In its pre-Budget survey, the government had projected the fiscal deficit -- the gap between overall expenditure and receipts -- to fall to 4.6% of the GDP, or Rs4.12 trillion, in the current fiscal, as against 4.7% in 2010-11.
“This (rise in deficit) could result in additional funding requirements to the tune of Rs50,000 crore, over-and-above the recently announced extra Rs53,000 borrowing programme,” Citi said.
In signs of a deterioration in the country’s financial position, the government’s fiscal deficit has risen to Rs3.07 trillion, or 74.4% of the Budget estimate, in the first seven months (April-October) of 2011-12 amid a decline in non-tax revenue growth.
The Centre’s fiscal deficit amounted to 42.6% of the estimate in the same period last year.
Earlier this week, chief economic adviser Kaushik Basu had also said that there is a possibility of a “small slippage” vis-a-vis the fiscal deficit target.
“4.6% (fiscal deficit) is the target. We are very keen on it, but a small slippage on that is a possibility,“ Basu had said.
The rise in fiscal deficit is mainly on account of lower mobilization of non-tax revenue in comparison to the same period last year, when the government had raised over Rs1.08 trillion through the auction of 3G and BWA spectrum.

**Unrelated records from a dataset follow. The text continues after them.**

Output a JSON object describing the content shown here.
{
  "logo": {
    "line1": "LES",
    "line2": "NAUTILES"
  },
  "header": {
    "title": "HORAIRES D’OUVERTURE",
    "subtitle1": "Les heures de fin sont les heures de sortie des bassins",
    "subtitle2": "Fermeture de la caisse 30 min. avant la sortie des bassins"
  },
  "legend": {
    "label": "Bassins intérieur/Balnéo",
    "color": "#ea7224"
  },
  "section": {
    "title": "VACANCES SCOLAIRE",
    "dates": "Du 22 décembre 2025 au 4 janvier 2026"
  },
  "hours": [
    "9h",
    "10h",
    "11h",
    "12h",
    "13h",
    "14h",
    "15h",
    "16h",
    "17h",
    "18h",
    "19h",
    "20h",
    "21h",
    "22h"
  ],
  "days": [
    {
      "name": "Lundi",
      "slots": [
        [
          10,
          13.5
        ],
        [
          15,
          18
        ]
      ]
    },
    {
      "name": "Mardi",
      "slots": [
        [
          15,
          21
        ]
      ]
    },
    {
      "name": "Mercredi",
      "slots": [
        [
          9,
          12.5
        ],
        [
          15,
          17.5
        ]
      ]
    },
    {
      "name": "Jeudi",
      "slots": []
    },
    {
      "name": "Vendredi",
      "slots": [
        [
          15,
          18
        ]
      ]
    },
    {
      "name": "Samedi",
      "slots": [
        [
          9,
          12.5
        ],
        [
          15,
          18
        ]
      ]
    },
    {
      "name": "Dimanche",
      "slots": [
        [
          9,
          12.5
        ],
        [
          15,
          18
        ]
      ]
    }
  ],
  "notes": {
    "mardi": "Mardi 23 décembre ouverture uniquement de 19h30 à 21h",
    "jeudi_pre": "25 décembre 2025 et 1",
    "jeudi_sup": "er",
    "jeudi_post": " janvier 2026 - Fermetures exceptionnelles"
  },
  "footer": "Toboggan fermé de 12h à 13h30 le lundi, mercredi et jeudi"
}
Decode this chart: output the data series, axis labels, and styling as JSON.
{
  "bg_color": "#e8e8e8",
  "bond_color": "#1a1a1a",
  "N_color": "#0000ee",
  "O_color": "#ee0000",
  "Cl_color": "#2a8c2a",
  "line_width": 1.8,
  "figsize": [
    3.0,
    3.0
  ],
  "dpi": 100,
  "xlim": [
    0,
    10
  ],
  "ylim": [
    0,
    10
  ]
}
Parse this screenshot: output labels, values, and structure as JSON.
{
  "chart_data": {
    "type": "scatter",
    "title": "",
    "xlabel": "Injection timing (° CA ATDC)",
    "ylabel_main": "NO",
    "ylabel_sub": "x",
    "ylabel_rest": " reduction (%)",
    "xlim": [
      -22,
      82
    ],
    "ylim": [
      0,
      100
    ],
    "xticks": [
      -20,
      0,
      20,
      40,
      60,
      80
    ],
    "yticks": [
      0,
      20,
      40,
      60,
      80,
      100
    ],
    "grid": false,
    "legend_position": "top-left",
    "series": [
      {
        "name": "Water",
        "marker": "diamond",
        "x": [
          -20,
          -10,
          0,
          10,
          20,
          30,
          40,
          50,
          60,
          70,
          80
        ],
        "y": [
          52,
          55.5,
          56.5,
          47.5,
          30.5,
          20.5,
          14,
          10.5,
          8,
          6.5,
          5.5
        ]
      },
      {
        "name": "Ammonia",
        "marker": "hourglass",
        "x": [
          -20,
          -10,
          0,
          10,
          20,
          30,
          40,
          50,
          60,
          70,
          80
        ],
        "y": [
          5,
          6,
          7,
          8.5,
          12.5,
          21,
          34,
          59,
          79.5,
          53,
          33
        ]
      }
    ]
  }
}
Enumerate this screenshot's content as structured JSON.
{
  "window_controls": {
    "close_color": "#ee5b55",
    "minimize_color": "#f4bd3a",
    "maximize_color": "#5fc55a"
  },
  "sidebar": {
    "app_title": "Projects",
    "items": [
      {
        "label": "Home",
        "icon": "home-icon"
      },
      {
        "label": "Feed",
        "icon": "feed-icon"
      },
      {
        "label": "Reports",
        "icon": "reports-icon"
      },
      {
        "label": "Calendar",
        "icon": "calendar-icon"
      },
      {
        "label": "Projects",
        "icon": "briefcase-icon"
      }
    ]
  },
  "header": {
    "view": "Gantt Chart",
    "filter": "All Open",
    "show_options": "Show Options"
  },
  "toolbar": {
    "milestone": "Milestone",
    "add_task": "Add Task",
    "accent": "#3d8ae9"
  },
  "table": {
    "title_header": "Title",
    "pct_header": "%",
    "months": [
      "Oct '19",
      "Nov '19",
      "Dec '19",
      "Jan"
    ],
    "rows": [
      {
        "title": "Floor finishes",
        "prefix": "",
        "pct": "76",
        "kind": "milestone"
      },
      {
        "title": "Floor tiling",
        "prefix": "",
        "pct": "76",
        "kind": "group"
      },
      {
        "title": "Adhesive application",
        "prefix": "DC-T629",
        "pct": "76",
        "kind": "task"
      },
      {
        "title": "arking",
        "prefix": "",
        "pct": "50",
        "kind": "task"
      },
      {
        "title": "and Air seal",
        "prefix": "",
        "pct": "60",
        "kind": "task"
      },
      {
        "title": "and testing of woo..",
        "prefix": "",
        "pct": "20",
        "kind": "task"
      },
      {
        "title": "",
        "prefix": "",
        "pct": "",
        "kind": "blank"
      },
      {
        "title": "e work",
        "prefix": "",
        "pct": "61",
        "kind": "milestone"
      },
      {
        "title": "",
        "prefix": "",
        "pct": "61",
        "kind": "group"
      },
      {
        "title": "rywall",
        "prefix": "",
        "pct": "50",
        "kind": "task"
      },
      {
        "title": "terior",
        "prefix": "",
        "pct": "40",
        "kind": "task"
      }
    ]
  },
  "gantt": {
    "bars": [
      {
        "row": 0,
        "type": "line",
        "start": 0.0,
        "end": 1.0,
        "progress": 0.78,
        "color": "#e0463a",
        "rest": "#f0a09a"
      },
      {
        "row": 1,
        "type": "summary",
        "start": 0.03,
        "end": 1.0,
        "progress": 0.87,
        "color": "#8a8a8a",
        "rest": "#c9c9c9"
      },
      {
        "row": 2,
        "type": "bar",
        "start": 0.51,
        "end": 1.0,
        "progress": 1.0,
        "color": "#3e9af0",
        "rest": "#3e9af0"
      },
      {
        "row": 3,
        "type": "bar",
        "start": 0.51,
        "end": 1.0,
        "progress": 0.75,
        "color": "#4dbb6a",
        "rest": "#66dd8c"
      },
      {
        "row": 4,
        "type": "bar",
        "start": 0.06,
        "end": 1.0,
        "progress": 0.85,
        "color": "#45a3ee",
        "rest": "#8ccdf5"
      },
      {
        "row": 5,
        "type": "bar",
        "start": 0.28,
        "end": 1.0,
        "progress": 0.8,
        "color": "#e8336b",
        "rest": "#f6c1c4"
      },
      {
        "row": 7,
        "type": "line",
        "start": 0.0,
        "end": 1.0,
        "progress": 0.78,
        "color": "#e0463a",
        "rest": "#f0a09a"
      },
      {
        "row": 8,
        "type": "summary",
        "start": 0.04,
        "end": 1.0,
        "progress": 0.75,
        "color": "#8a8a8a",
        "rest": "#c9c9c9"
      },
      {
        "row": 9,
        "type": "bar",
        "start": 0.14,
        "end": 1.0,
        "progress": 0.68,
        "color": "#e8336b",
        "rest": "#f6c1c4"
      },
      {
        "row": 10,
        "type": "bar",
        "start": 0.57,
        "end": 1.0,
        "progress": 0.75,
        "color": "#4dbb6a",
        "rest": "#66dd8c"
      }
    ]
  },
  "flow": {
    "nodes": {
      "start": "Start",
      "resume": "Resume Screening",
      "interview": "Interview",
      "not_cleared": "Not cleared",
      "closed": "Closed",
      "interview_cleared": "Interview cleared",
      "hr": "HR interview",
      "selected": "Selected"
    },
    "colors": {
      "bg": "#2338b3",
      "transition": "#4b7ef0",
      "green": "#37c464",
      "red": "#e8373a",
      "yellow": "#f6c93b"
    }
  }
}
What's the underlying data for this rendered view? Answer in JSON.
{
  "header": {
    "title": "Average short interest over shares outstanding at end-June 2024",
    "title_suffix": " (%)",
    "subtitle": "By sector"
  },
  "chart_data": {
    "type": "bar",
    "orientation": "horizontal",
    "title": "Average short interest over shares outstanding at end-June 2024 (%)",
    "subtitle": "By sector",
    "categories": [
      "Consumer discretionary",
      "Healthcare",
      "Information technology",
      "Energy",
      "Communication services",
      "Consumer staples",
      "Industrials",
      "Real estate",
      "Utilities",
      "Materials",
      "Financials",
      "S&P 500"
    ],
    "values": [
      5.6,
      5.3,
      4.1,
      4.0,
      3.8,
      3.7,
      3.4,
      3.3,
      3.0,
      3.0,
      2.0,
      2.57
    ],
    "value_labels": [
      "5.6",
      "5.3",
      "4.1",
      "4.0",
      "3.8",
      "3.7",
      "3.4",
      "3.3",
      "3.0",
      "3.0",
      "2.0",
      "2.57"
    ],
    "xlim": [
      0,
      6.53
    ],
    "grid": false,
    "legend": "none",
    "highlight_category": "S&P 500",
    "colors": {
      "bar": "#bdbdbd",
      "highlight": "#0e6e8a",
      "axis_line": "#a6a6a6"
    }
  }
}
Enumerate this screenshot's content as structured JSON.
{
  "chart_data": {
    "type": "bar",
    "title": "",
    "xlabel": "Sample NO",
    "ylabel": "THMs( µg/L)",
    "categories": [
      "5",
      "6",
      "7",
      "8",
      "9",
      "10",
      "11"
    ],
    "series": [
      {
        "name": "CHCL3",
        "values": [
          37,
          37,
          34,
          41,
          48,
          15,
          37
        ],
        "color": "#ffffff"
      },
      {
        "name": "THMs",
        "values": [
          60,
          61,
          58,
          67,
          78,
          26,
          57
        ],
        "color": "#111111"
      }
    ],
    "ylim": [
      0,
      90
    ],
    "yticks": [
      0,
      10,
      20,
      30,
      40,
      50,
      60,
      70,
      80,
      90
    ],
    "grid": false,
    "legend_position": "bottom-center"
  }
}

During the first seven months of this fiscal, overall revenue receipts stood at over Rs3.59 trillion, as against the Budget estimate of Rs7.89 trillion for the entire fiscal. This was 45.5% of the estimate, as compared to 65.6% in the corresponding period last fiscal.
At the end of October, non-tax revenue collections amounted to 54.4% of Budget estimates, compared to 119% in the same period a year ago.
The government has so far mobilized just Rs1,145 crore from its disinvestment programme this fiscal. This is far less than the target of Rs40,000 crore set for the entire fiscal.
The disinvestment plan of the government has been hit due to uncertainty in the stock market amid a global economic slowdown.
The problem has been compounded by over 15% depreciation in the rupee value against the US dollar during the last few months, which has made imports expensive. The country depends on imports for over 80% of its crude oil needs.